I like honesty. You hardly ever see real honesty in the universe. Nothing scares people more.

“Are you here for the conference?” asked some creature I didn't recognize.

He/she/it had interrupted my train of thought—I was trying to figure out how long it would take to kill everyone on the train (a routine mental exercise I do). I rarely kill so indiscriminately, but my instinct would be to go for the children last. They are smaller targets, but their survival instincts are usually very poor, and they probably wouldn't even know to run and hide. “I've got a headache. I'm not really in a talking mood.” I decided to be a jerk while I'm here. That means I don't have to concentrate as much on social niceties, but I still don't have to worry about standing out, because jerks are very common throughout the universe.

The tram slowed as it neared the capital. Like many large cities, it had slums with all the alien diversity you could want and plenty of crime and violence (guess which people tend to flee colonies of their own species?), and then things became much more monolithic as you got closer to the city center. Nar Valdum was our first attempt to colonize a planet in concert with another species and was roughly half human and half Corridian, which was supposed to prove some point I'm sure no one could coherently explain. They're trying to hold it up as a positive example of different species coexisting—i.e., uncomfortably but without outright violence—but it just seems asinine to me.

It takes a beam of light one hundred thousand years to travel from one edge of the Milky Way to the other, and there are hundreds of billions of galaxies. There is enough room for all species to have plenty of colonized planets and never have to run into each other. But I guess that's just too simple. Still, I'm not complaining.

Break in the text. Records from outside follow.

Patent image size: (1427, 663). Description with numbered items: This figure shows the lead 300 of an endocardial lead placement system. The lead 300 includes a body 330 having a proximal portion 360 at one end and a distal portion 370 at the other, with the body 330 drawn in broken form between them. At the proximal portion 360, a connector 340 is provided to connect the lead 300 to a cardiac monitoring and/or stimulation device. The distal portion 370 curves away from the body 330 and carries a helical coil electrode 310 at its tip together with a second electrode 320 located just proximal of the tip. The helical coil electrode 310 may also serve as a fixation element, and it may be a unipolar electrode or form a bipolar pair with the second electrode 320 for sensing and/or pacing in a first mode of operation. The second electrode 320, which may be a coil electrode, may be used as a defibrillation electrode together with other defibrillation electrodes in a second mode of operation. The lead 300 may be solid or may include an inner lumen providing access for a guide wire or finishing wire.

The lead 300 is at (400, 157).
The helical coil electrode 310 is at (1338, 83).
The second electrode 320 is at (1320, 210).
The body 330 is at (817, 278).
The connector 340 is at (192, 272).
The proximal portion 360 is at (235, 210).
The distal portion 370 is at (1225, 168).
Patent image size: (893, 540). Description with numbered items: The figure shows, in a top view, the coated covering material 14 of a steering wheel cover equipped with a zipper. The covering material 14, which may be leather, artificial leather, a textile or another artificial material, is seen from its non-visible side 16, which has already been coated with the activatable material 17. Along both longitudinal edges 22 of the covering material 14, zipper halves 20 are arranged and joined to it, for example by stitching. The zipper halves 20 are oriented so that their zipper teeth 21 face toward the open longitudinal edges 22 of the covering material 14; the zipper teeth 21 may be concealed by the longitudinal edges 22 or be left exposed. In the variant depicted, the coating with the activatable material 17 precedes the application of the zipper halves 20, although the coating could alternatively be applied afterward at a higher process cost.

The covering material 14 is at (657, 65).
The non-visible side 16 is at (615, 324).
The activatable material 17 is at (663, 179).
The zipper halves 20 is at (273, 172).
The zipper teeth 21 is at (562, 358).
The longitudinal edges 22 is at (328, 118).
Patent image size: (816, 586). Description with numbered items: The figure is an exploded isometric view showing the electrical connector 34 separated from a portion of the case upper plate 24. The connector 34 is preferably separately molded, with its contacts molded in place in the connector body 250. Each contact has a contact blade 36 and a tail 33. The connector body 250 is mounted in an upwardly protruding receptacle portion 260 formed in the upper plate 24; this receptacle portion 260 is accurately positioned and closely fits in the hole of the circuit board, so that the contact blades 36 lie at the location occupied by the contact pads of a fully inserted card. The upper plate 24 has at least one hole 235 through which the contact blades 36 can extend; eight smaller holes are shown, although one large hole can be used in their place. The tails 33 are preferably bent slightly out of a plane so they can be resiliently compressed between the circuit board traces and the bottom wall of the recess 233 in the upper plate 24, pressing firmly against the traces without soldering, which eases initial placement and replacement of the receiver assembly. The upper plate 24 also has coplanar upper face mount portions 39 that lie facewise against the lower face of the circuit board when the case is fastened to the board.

Chaos and stupidity make things easier for me.

I was starting to feel a bit nervous as the tram took me farther away from my only means of escape. I was trapped here, and if somehow my masked slipped, I wouldn't be able to shoot my way to safety. You might think being inconspicuous would be as simple as just following the laws, but most people don't know the laws by actually memorizing them. They know what feels wrong and that what feels really wrong is probably against the law. No action I take feels different than another for me, so I constantly have to check everything I'm doing against a little list of social mores and laws I've memorized. I had gotten pretty good at it, but it was never easy.

I arrived in the city with some time before my lunch meeting, so I went to the hotel room Dip had reserved. Not too cheap, not too expensive. Staying there said absolutely nothing about me. Inconspicuous. After I dropped off my luggage, I headed to the café—a fancy little place that seemed to cater evenly to humans and Corridians. I arrived at the proper time and, just as I had feared, had no idea what to do next. No one immediately approached me, and no one stood out in the crowd (I would hope whoever it was would be smart enough not to), so I got a table outside and decided to wait. I ordered some tea and brought up the local news on my reader. I wasn't actually planning to read, but I wanted to try this new thing I had been working on.

My brain being split was mainly advantageous when I took on two targets at once, but I had found that I could also have one of the parts do simple tasks while I focused elsewhere. What I had tried to break down into a simple task this time was the appearance of reading news. News reading is more difficult to fake than book reading, because I'm not just reading cover to cover. I have to pretend to scan for stories that interest me, then slow down to focus more on certain parts. It's a minor distinction, but what if another trained observer like me was looking for something out of place? If I'm going to pretend to be normal, I might as well commit to it fully. Nothing is more suspicious than something that's just a bit off.